Hal talks to Kyle instead of fighting him but ultimately comes to the realization (like everybody reading this comic book) that Kyle Rayner comes up with stupid plans and can't be trusted with the responsibility of defeating Telos. So Hal sends him back to Metropolis where he can, maybe at least, win the battle against Princess Fern.
Princess Fern doesn't know what a weasel is.
It's too bad for Princess Fern because Kyle was about to surrender. It's especially too bad for Princess Fern because the earthquake that means Telos is done with the game hits only moments after she's erased from all time.
Convergence: Green Lantern Loves Parallax #2 Rating: This issue rates Five Cold Ethyls out of Ten! That means I found no reasons to dislike it but I also found no reasons to enjoy it. I'm like a real comic book reviewer now! I bet in about a week, I completely forget that I've been trying to rate the comic books with a totally arbitrary system that truly means nothing to anybody whose comic book preferences aren't exactly like mine.
Divergence: Twat Lobo
"Cosmic speakeasies, intergalactic drug dens and even exotic alien women can't distract Twat Lobo from his first love: bounty hunting!"
This is why Cullen Bunn writes boring comic books that rely way too heavily on Narration Boxes. It's because he's writing all of the titles! He's on Sinestro and Lobo and Lost Army and Moon Knight and probably more comic books that I don't want to read!
How come Real Deal Lobo wasn't lurking in Pre-Zero Hour Metropolis, hunh?! He needs to come back and eat Twat Lobo's spleen!
Lobo is currently fucking the wife of the guy he's going to kill to lure the guy to him.
That is the same thing. "The way I see it, you do A, you'll get B. But if you do C, you'll get B!"
People talk about bullshit sexist stuff all the fucking time on the internet.

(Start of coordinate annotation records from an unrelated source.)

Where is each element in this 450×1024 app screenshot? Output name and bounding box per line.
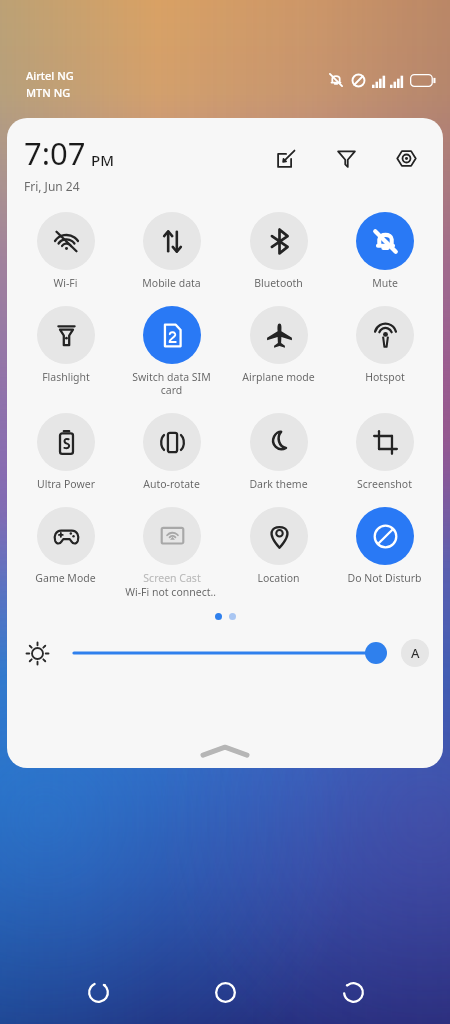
staticText: Wi-Fi bbox=[53, 276, 78, 290]
button[interactable]: Mobile data bbox=[124, 210, 219, 290]
button[interactable]: Bluetooth bbox=[231, 210, 326, 290]
staticText: Wi-Fi not connect… bbox=[125, 585, 219, 599]
staticText: Mobile data bbox=[142, 276, 201, 290]
button[interactable]: Settings bbox=[391, 143, 421, 173]
staticText: Flashlight bbox=[42, 370, 90, 384]
button[interactable]: Auto-rotate bbox=[124, 411, 219, 491]
button[interactable]: Screen Cast bbox=[124, 505, 219, 599]
staticText: Screenshot bbox=[357, 477, 412, 491]
staticText: Switch data SIM card bbox=[132, 370, 211, 397]
staticText: Screen Cast bbox=[143, 571, 201, 585]
button[interactable]: Ultra Power bbox=[18, 411, 113, 491]
button[interactable]: Wi-Fi bbox=[18, 210, 113, 290]
staticText: Auto-rotate bbox=[143, 477, 200, 491]
button[interactable]: Airplane mode bbox=[231, 304, 326, 384]
button[interactable]: Recents bbox=[68, 962, 128, 1022]
staticText: MTN NG bbox=[26, 85, 71, 100]
button[interactable]: Screenshot bbox=[337, 411, 432, 491]
button[interactable]: Auto brightness bbox=[401, 639, 429, 667]
button[interactable]: Switch data SIM card bbox=[124, 304, 219, 397]
staticText: Ultra Power bbox=[37, 477, 95, 491]
staticText: Fri, Jun 24 bbox=[24, 178, 80, 194]
staticText: Mute bbox=[372, 276, 398, 290]
staticText: A bbox=[411, 644, 420, 662]
button[interactable]: Game Mode bbox=[18, 505, 113, 585]
button[interactable]: Do Not Disturb bbox=[337, 505, 432, 585]
staticText: Airtel NG bbox=[26, 68, 74, 83]
button[interactable]: Back bbox=[323, 962, 383, 1022]
staticText: Game Mode bbox=[35, 571, 96, 585]
button[interactable] bbox=[74, 641, 389, 665]
button[interactable]: Hotspot bbox=[337, 304, 432, 384]
staticText: Dark theme bbox=[249, 477, 308, 491]
button[interactable]: Dark theme bbox=[231, 411, 326, 491]
staticText: Do Not Disturb bbox=[347, 571, 422, 585]
button[interactable]: Location bbox=[231, 505, 326, 585]
button[interactable]: Mute bbox=[337, 210, 432, 290]
staticText: Bluetooth bbox=[254, 276, 303, 290]
button[interactable]: Home bbox=[195, 962, 255, 1022]
staticText: 7:07 bbox=[24, 132, 86, 174]
staticText: Location bbox=[257, 571, 300, 585]
button[interactable]: Edit bbox=[271, 143, 301, 173]
button[interactable]: Filter bbox=[331, 143, 361, 173]
staticText: Airplane mode bbox=[242, 370, 315, 384]
staticText: PM bbox=[91, 150, 114, 170]
button[interactable]: Flashlight bbox=[18, 304, 113, 384]
staticText: Hotspot bbox=[365, 370, 405, 384]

But the way DC Comics uses their Teen Plus Rating? That's actually sexist (even though the ratings don't mean anything). Seriously. Check it out yourself. The main reason a DC Comics will get a Teen Plus Rating is if it has a female main character who shows interest in sex. Decapitations like in Batwing and Batman and Robin? Doesn't earn a Teen Plus. Batwoman and Catwoman enjoy fucking? Teen Plus. Fuck you, DC.
Lobo blah blah blahs up the pages with Narration Boxes and then ends the story looking at his next bounty: Sinestro. I hope they kill each other.